Once I became aware of this dichotomy, it became natural to notice the times and places in my life in which I was living in the tension of these two opposites. It has became especially noticeable to my husband and me with our two sons.

The older boy, age 6, is Apollonian by nature. He is interested in science, math and logic, and he his quick to reject fantastic notions or explanations for natural phenomena (some of which are much beloved of his mythologist mother ;)). This natural inclination often sends him into conflict with his younger brother, age 4, who is clearly Dionysian by nature. Our young Dionysus is passionate, a bit chaotic, and a lover of the arts.

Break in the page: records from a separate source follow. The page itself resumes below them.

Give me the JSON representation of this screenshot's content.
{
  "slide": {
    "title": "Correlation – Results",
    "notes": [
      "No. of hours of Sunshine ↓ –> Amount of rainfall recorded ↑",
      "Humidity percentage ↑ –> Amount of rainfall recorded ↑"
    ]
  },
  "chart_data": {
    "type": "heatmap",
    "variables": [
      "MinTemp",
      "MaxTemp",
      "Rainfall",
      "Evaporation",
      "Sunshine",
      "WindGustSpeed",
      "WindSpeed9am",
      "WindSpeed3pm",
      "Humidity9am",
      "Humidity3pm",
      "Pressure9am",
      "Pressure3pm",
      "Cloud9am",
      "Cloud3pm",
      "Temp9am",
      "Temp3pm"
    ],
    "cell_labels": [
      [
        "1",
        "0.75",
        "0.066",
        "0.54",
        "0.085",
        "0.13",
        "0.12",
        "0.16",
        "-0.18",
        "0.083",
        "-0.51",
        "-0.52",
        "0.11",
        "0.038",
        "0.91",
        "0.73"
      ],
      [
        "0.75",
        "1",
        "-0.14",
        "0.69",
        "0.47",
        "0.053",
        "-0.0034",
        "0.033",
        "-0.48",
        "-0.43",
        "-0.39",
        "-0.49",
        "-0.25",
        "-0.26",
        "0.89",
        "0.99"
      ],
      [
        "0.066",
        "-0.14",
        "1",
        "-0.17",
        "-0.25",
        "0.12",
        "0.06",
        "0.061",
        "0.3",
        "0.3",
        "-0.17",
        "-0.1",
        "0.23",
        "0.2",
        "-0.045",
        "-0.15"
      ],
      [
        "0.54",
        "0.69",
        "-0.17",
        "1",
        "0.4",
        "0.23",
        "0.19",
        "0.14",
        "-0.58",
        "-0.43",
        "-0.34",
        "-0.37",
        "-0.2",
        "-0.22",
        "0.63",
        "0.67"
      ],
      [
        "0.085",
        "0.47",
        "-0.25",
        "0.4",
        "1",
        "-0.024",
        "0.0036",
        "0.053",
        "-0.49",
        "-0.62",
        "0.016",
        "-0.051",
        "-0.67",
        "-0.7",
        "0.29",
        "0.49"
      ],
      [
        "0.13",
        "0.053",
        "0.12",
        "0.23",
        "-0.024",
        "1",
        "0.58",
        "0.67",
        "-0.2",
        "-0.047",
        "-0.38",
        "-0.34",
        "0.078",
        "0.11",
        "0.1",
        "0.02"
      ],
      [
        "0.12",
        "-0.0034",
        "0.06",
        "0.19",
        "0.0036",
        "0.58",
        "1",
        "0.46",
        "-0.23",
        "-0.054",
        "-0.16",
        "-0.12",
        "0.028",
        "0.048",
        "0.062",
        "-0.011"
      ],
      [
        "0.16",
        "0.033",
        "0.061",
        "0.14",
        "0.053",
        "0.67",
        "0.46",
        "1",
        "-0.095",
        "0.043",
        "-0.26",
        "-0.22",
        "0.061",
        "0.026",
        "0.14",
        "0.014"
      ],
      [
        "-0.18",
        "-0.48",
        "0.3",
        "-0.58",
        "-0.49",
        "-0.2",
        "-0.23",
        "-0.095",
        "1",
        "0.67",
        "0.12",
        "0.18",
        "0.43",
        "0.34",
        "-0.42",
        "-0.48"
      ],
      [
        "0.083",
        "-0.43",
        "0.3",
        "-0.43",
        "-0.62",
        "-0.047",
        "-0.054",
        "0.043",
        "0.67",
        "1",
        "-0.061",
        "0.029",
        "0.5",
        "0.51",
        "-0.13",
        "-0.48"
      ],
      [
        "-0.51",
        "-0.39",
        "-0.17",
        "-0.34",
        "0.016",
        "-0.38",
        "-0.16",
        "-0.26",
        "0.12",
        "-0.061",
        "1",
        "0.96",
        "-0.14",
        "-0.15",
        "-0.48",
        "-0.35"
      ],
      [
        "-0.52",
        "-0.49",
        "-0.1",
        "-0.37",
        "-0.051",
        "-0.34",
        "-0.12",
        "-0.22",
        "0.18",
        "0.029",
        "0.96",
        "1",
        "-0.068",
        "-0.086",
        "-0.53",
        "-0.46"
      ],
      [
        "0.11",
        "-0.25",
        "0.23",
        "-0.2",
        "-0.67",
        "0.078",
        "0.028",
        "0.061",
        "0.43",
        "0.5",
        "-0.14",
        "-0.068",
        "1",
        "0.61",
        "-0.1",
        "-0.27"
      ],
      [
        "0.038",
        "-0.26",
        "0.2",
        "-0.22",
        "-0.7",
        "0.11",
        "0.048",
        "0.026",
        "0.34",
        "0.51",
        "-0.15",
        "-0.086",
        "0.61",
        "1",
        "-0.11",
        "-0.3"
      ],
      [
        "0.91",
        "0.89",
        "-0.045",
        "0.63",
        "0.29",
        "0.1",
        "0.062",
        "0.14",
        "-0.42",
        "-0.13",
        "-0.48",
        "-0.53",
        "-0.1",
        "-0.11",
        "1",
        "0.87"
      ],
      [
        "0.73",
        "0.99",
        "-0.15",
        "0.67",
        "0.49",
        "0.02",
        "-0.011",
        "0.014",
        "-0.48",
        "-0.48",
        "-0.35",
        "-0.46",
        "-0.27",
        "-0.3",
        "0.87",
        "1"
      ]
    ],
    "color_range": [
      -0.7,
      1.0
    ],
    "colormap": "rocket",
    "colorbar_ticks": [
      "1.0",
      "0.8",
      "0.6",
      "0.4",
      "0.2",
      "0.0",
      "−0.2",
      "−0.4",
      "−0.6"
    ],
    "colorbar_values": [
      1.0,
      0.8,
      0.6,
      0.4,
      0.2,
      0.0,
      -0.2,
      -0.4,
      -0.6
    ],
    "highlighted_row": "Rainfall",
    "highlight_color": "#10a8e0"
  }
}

It has been interesting watching this tension play out in our household. The boys love each other very much, but the inevitable conflicts that come up between brothers seem to constellate around their different natures.

One thought on “Living with Apollo and Dionysus

  1. I wonder how often children take on these opposing attributes? Is it partly to distinguish themselves as “other”? In my family I was the Apollonian daughter and my younger sister was Dionysian. As adults I’ve learned to loosen up and she’s become more disciplined.